1849: William T. Coe to John Dean

This letter was written by William T. Coe (1820-1872, a farmer in Deckertown, Wantage Township, New Jersey. He was married in Mach 1841 to Sarah A. Swarts (1815-1872), the daughter of Jacob and Mary (Drake) Swarts.

William T. Coe was the son of William W. Coe (1792-1869 — a blacksmith and farmer who lived in Wantage, New Jersey. He was married in February 1812 to Margaret Titsworth (1793-1860), the daughter of Henry and Martha Titsworth. It was William W. Coe that wrote the second part of this letter.

The third part of this letter was written by Jane T. Coe (1828-1863), a sister of William T. Coe’s. She never married.

The letter is addressed to John Dean (1788-1877) of Horseheads, Chemung County, New York. John was married to Catherine Titsworth (1791-1873) — apparently a sister of Margaret Titsworth. John and Catherine’s son was Richard Dean (1811-1875) who is mentioned in this letter.

Stampless Letter

Stampless Letter

TRANSCRIPTION
Addressed to Mr. John Dean, Horseheads, Chemung County, New York

December 12th 1849
Deckertown [New Jersey]

Dear Aunt,

I take this opportunity to inform you that we are all well at present and hope that these few lines may find you enjoying the same blessing. And I take this opportunity to inform you that I have hired Richard, your son, for a year — that is, if you will come out here. And if you won’t come out, he intends to come out there. And if you will come out here, I will give you six shillings a week for seven or eight months or I will give you five shillings a week for a year and I want you to come and if you do come and work for me, if you or your son gets sick, we will take care of you. I want you to write as soon as you get this letter for I want to know whether I must look out for other help or not.

I remain your affectionate friend, — William T. Coe

[Written in another hand]

Wantage [Township,] Deckertown [New Jersey]
December 12th 1849

Dear Sister,

I take this opportunity to write a few lines to you as Margaret told me that you wanted me to write to you as I would talk to you. I want to do so as near as I can.
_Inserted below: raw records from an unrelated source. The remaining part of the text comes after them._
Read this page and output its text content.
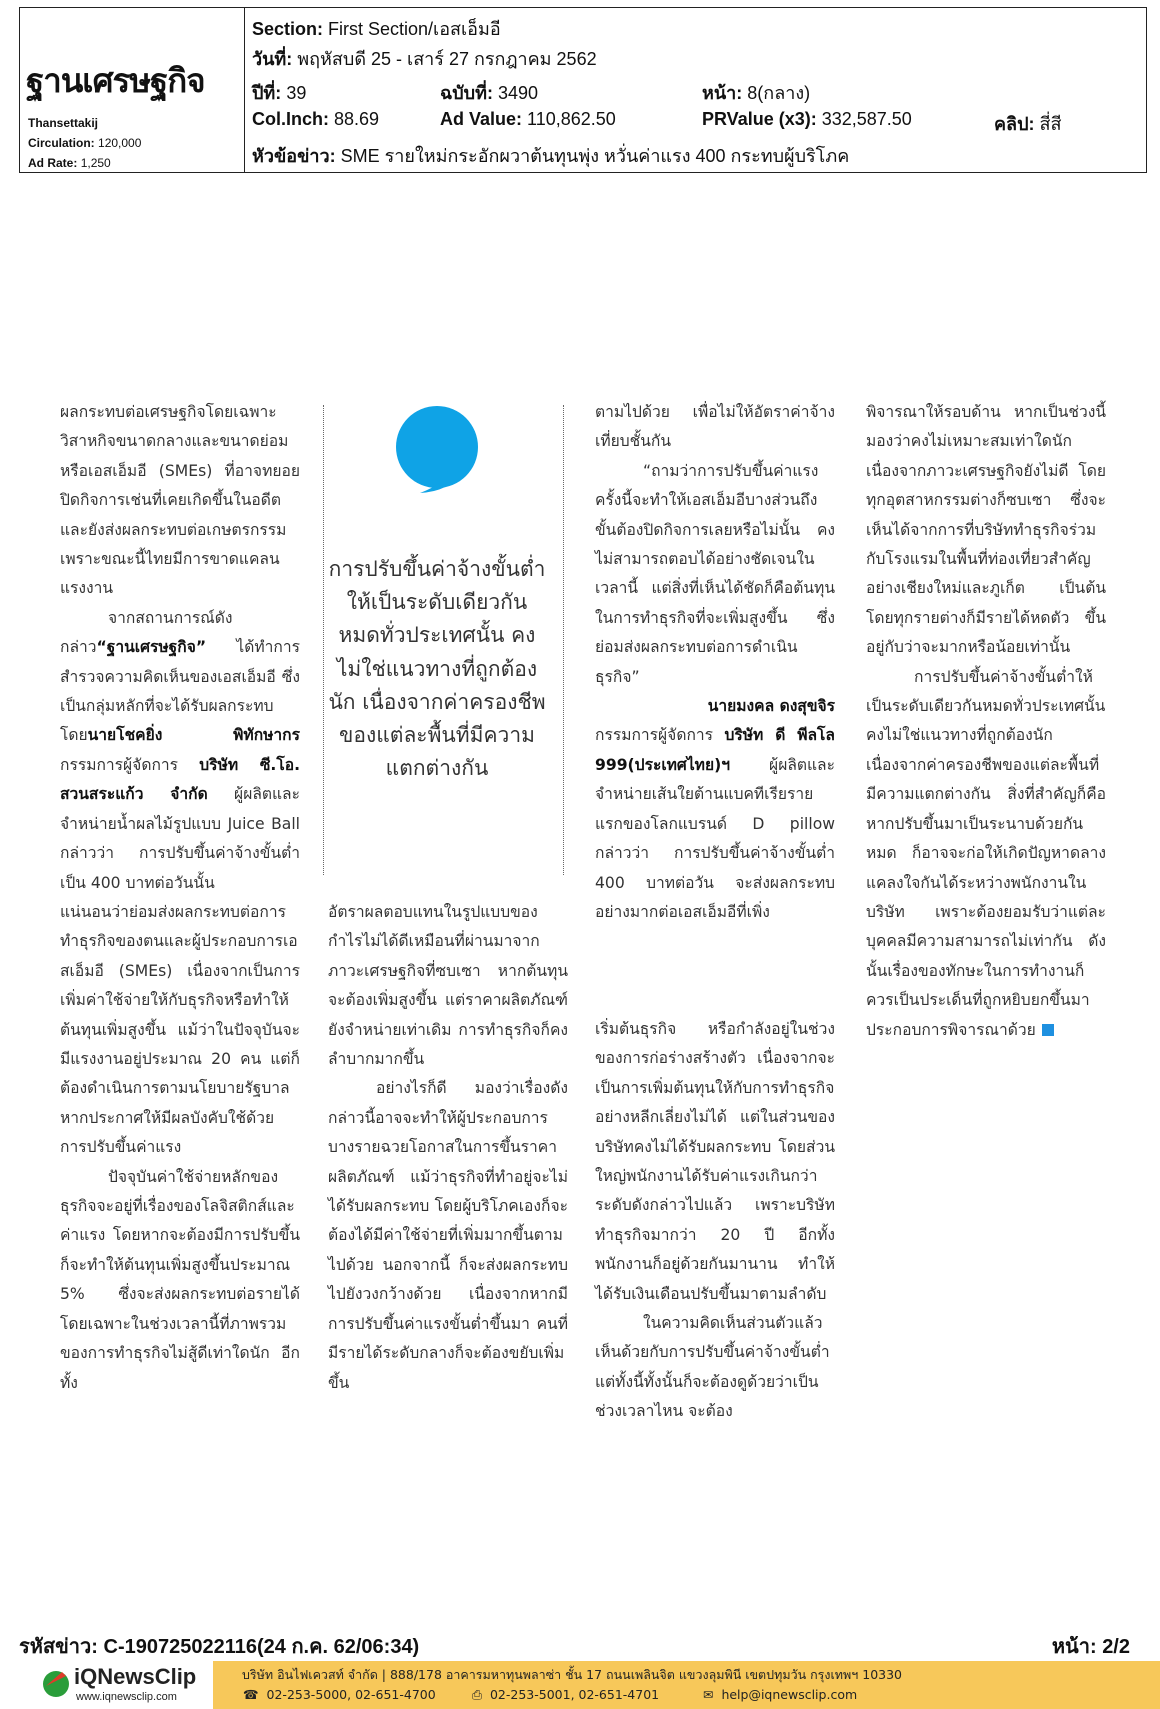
ฐานเศรษฐกิจ
Thansettakij
Circulation: 120,000
Ad Rate: 1,250
Section: First Section/เอสเอ็มอี
วันที่: พฤหัสบดี 25 - เสาร์ 27 กรกฎาคม 2562
ปีที่: 39	ฉบับที่: 3490	หน้า: 8(กลาง)
Col.Inch: 88.69	Ad Value: 110,862.50	PRValue (x3): 332,587.50	คลิป: สี่สี
หัวข้อข่าว: SME รายใหม่กระอักผวาต้นทุนพุ่ง หวั่นค่าแรง 400 กระทบผู้บริโภค

ผลกระทบต่อเศรษฐกิจโดยเฉพาะวิสาหกิจขนาดกลางและขนาดย่อม หรือเอสเอ็มอี (SMEs) ที่อาจทยอยปิดกิจการเช่นที่เคยเกิดขึ้นในอดีต และยังส่งผลกระทบต่อเกษตรกรรม เพราะขณะนี้ไทยมีการขาดแคลนแรงงาน

จากสถานการณ์ดังกล่าว“ฐานเศรษฐกิจ” ได้ทำการสำรวจความคิดเห็นของเอสเอ็มอี ซึ่งเป็นกลุ่มหลักที่จะได้รับผลกระทบ โดยนายโชคยิ่ง พิทักษากร กรรมการผู้จัดการ บริษัท ซี.โอ. สวนสระแก้ว จำกัด ผู้ผลิตและจำหน่ายน้ำผลไม้รูปแบบ Juice Ball กล่าวว่า การปรับขึ้นค่าจ้างขั้นต่ำเป็น 400 บาทต่อวันนั้น

การปรับขึ้นค่าจ้างขั้นต่ำให้เป็นระดับเดียวกันหมดทั่วประเทศนั้น คงไม่ใช่แนวทางที่ถูกต้องนัก เนื่องจากค่าครองชีพของแต่ละพื้นที่มีความแตกต่างกัน

ตามไปด้วย เพื่อไม่ให้อัตราค่าจ้างเที่ยบชั้นกัน

“ถามว่าการปรับขึ้นค่าแรงครั้งนี้จะทำให้เอสเอ็มอีบางส่วนถึงขั้นต้องปิดกิจการเลยหรือไม่นั้น คงไม่สามารถตอบได้อย่างชัดเจนในเวลานี้ แต่สิ่งที่เห็นได้ชัดก็คือต้นทุนในการทำธุรกิจที่จะเพิ่มสูงขึ้น ซึ่งย่อมส่งผลกระทบต่อการดำเนินธุรกิจ”

นายมงคล ดงสุขจิร

กรรมการผู้จัดการ บริษัท ดี พีลโล 999(ประเทศไทย)ฯ ผู้ผลิตและจำหน่ายเส้นใยต้านแบคทีเรียรายแรกของโลกแบรนด์ D pillow กล่าวว่า การปรับขึ้นค่าจ้างขั้นต่ำ 400 บาทต่อวัน จะส่งผลกระทบอย่างมากต่อเอสเอ็มอีที่เพิ่ง

แน่นอนว่าย่อมส่งผลกระทบต่อการทำธุรกิจของตนและผู้ประกอบการเอสเอ็มอี (SMEs) เนื่องจากเป็นการเพิ่มค่าใช้จ่ายให้กับธุรกิจหรือทำให้ต้นทุนเพิ่มสูงขึ้น แม้ว่าในปัจจุบันจะมีแรงงานอยู่ประมาณ 20 คน แต่ก็ต้องดำเนินการตามนโยบายรัฐบาลหากประกาศให้มีผลบังคับใช้ด้วยการปรับขึ้นค่าแรง

ปัจจุบันค่าใช้จ่ายหลักของธุรกิจจะอยู่ที่เรื่องของโลจิสติกส์และค่าแรง โดยหากจะต้องมีการปรับขึ้นก็จะทำให้ต้นทุนเพิ่มสูงขึ้นประมาณ 5% ซึ่งจะส่งผลกระทบต่อรายได้ โดยเฉพาะในช่วงเวลานี้ที่ภาพรวมของการทำธุรกิจไม่สู้ดีเท่าใดนัก อีกทั้ง

อัตราผลตอบแทนในรูปแบบของกำไรไม่ได้ดีเหมือนที่ผ่านมาจากภาวะเศรษฐกิจที่ซบเซา หากต้นทุนจะต้องเพิ่มสูงขึ้น แต่ราคาผลิตภัณฑ์ยังจำหน่ายเท่าเดิม การทำธุรกิจก็คงลำบากมากขึ้น

อย่างไรก็ดี มองว่าเรื่องดังกล่าวนี้อาจจะทำให้ผู้ประกอบการบางรายฉวยโอกาสในการขึ้นราคาผลิตภัณฑ์ แม้ว่าธุรกิจที่ทำอยู่จะไม่ได้รับผลกระทบ โดยผู้บริโภคเองก็จะต้องได้มีค่าใช้จ่ายที่เพิ่มมากขึ้นตามไปด้วย นอกจากนี้ ก็จะส่งผลกระทบไปยังวงกว้างด้วย เนื่องจากหากมีการปรับขึ้นค่าแรงขั้นต่ำขึ้นมา คนที่มีรายได้ระดับกลางก็จะต้องขยับเพิ่มขึ้น

เริ่มต้นธุรกิจ หรือกำลังอยู่ในช่วงของการก่อร่างสร้างตัว เนื่องจากจะเป็นการเพิ่มต้นทุนให้กับการทำธุรกิจอย่างหลีกเลี่ยงไม่ได้ แต่ในส่วนของบริษัทคงไม่ได้รับผลกระทบ โดยส่วนใหญ่พนักงานได้รับค่าแรงเกินกว่าระดับดังกล่าวไปแล้ว เพราะบริษัททำธุรกิจมากว่า 20 ปี อีกทั้งพนักงานก็อยู่ด้วยกันมานาน ทำให้ได้รับเงินเดือนปรับขึ้นมาตามลำดับ

ในความคิดเห็นส่วนตัวแล้วเห็นด้วยกับการปรับขึ้นค่าจ้างขั้นต่ำ แต่ทั้งนี้ทั้งนั้นก็จะต้องดูด้วยว่าเป็นช่วงเวลาไหน จะต้อง

พิจารณาให้รอบด้าน หากเป็นช่วงนี้มองว่าคงไม่เหมาะสมเท่าใดนัก เนื่องจากภาวะเศรษฐกิจยังไม่ดี โดยทุกอุตสาหกรรมต่างก็ซบเซา ซึ่งจะเห็นได้จากการที่บริษัททำธุรกิจร่วมกับโรงแรมในพื้นที่ท่องเที่ยวสำคัญอย่างเชียงใหม่และภูเก็ต เป็นต้น โดยทุกรายต่างก็มีรายได้หดตัว ขึ้นอยู่กับว่าจะมากหรือน้อยเท่านั้น

การปรับขึ้นค่าจ้างขั้นต่ำให้เป็นระดับเดียวกันหมดทั่วประเทศนั้น คงไม่ใช่แนวทางที่ถูกต้องนัก เนื่องจากค่าครองชีพของแต่ละพื้นที่มีความแตกต่างกัน สิ่งที่สำคัญก็คือหากปรับขึ้นมาเป็นระนาบด้วยกันหมด ก็อาจจะก่อให้เกิดปัญหาดลางแคลงใจกันได้ระหว่างพนักงานในบริษัท เพราะต้องยอมรับว่าแต่ละบุคคลมีความสามารถไม่เท่ากัน ดังนั้นเรื่องของทักษะในการทำงานก็ควรเป็นประเด็นที่ถูกหยิบยกขึ้นมาประกอบการพิจารณาด้วย

รหัสข่าว: C-190725022116(24 ก.ค. 62/06:34)	หน้า: 2/2
iQNewsClip
www.iqnewsclip.com
บริษัท อินไฟเควสท์ จำกัด | 888/178 อาคารมหาทุนพลาซ่า ชั้น 17 ถนนเพลินจิต แขวงลุมพินี เขตปทุมวัน กรุงเทพฯ 10330
☎ 02-253-5000, 02-651-4700	⎙ 02-253-5001, 02-651-4701	✉ help@iqnewsclip.com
She told me that you had some mind to buy you a farm of forty-eight acres at forty dollars per acre. In my opinion, you had better not buy as it will amount to nineteen hundred and twenty dollars and then you will have to buy you a team and harness and some cows and wagon and farming utensils and that will amount to between three and four hundred dollars and you will have to buy your grain and other provisions for one year which will leave you about fourteen hundred dollars in debt. And the interest of that sum will be ninety eight dollars a year which I think will be all you can possibly make besides your living. And in case you should be taken sick, either of you would  fail making that amount. I think that if you could content yourself out in Jersey, you would do better there than you can where you are and if you conclude to come, I want you to write an answer back so that we may know what to do. And if you should fetch your beds and things, I want you to write so that we can come prepared to fetch you and your things from Port Jarvis. Write [with] time enough so that we shall be sure to get the letter as I did not get the letter which Richard sent till Monday night. Make your letter at Elmira. So no more at present but remain your friend till death.

— William W. Coe

[Written in another hand]

Dear Aunt & Grandmother,

I suppose you are aware that three have written on this sheet already, yet I feel as if it were necessary that I should write a few lines although I am in such a hurry I do not know as I shall be able to write in any decent manner, for I have company in the room and have sent mother in to entertain them while I write. We did not receive the first letter our folks sent so I felt quite uneasy at times fo fear something had happened but I would put it out of my mind as soon as possible by the thought that God would take care of them there as well as if they were at home. They came home sooner than we expected. I was not at all lonely for I had company most of the time. Mother told me when she returned you had had several deaths in your family this summer. I hope these will prove a blessing to the remaining members of the family, that they will make you think more frequently that life is uncertain but death is certain [and] that it will wean your affections fro this world, as some of your family are already in the spirit land.